You do need to cut it back in autumn to avoid it getting woody and straggly. (Not this year, though, as it's only just gone in.) It's quite easy to take cuttings from, so you can replace it from itself in future years.

CuttedUpPear Mon 02-Sep-13 08:00:03

Lavender pruning - trim over in the autumn to remove all flower stalks and any errant tall growth. don't cut into the old wood.
In late April -May trim again. This time shape the plant by cutting back last year's growth. Again, don't cut into the old wood but do get as far back as you can with this trim.
This way the plant won't get straggly woody legs as it will constantly be reshooting near the base.

When you do you planting, plant them in a double staggered row (like a zig zag) with 60cm between each plant.

extravert Wed 25-Sep-13 13:03:23

Message deleted by Mumsnet for breaking our Talk Guidelines. Replies may also be deleted.

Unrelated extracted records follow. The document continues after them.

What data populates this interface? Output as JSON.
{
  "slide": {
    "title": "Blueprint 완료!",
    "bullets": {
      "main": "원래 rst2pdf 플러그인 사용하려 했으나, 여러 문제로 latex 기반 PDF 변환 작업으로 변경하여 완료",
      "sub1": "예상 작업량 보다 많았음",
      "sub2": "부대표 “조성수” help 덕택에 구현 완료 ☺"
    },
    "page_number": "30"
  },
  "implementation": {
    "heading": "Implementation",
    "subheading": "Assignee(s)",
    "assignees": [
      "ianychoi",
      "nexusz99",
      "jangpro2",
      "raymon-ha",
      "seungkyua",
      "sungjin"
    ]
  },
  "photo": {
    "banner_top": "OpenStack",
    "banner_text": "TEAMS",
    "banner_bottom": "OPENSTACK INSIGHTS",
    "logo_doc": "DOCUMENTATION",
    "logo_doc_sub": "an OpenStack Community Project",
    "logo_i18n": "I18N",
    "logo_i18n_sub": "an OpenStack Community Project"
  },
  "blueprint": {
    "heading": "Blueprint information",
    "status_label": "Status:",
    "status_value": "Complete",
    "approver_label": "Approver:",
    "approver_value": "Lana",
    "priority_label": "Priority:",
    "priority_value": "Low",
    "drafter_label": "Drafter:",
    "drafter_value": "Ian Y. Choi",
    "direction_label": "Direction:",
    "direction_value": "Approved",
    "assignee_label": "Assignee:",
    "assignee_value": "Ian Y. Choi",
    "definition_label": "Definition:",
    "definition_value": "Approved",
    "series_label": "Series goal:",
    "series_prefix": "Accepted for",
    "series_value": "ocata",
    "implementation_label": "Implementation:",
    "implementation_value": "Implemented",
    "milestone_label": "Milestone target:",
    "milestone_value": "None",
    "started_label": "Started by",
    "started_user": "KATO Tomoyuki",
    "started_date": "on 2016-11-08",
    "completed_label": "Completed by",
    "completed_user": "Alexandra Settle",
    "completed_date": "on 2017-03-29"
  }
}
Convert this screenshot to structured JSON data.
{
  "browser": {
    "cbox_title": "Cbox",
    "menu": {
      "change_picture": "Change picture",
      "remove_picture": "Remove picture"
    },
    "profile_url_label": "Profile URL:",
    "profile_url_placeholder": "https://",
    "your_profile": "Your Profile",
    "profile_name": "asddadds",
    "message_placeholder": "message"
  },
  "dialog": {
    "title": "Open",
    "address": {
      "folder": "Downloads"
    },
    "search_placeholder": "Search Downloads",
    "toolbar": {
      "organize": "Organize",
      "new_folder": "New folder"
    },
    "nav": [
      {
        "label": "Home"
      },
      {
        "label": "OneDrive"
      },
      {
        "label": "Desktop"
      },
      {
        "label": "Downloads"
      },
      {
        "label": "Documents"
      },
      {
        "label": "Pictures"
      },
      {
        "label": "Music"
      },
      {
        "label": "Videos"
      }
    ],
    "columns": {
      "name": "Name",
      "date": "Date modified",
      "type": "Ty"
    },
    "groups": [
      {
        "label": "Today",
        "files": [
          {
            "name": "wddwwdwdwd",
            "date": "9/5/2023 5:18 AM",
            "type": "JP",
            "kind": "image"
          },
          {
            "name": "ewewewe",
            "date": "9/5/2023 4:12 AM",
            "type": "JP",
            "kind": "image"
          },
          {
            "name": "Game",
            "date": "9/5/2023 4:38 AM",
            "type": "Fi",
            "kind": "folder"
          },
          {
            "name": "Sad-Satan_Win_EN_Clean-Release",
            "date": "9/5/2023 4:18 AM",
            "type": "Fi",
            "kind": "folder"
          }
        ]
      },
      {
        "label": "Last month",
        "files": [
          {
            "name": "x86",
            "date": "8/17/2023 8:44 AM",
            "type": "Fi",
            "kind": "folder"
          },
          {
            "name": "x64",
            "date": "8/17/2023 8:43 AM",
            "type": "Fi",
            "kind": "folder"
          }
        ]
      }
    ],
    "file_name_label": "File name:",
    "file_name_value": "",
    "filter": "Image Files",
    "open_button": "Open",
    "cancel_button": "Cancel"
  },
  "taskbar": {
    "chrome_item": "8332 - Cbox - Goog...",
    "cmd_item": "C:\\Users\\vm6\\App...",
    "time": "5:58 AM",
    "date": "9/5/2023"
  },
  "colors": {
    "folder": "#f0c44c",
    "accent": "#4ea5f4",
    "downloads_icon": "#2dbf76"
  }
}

Erebus Fri 27-Sep-13 08:38:49

Am deeply curious as to how a thread about lavender got deleted grin.

Glad you've gone with a lot of Hidcote. I made the mistake of planting up 6 'B&Q specials' in a narrow garden bed between the conservatory and slab walkway; a mate gave me a Hidcote which I stuck in the end. It was much smaller than the B&Qs. After 2 years, the Hidcote is big and bushy whereas the B&Qs were so rangy, straggly and sparse that thsi summer I've hoofed them out and replaced them with Hidcote, too! Lesson learned.

Incidentally, though with the number you have this won't be practical, I saw a YouTube video recently about a bloke who meticulously tip prunes his lavender hedge in Spring, carefully removing the forming flower heads individually from each stalk to encourage branching and bushiness. His hedge looked great as a result!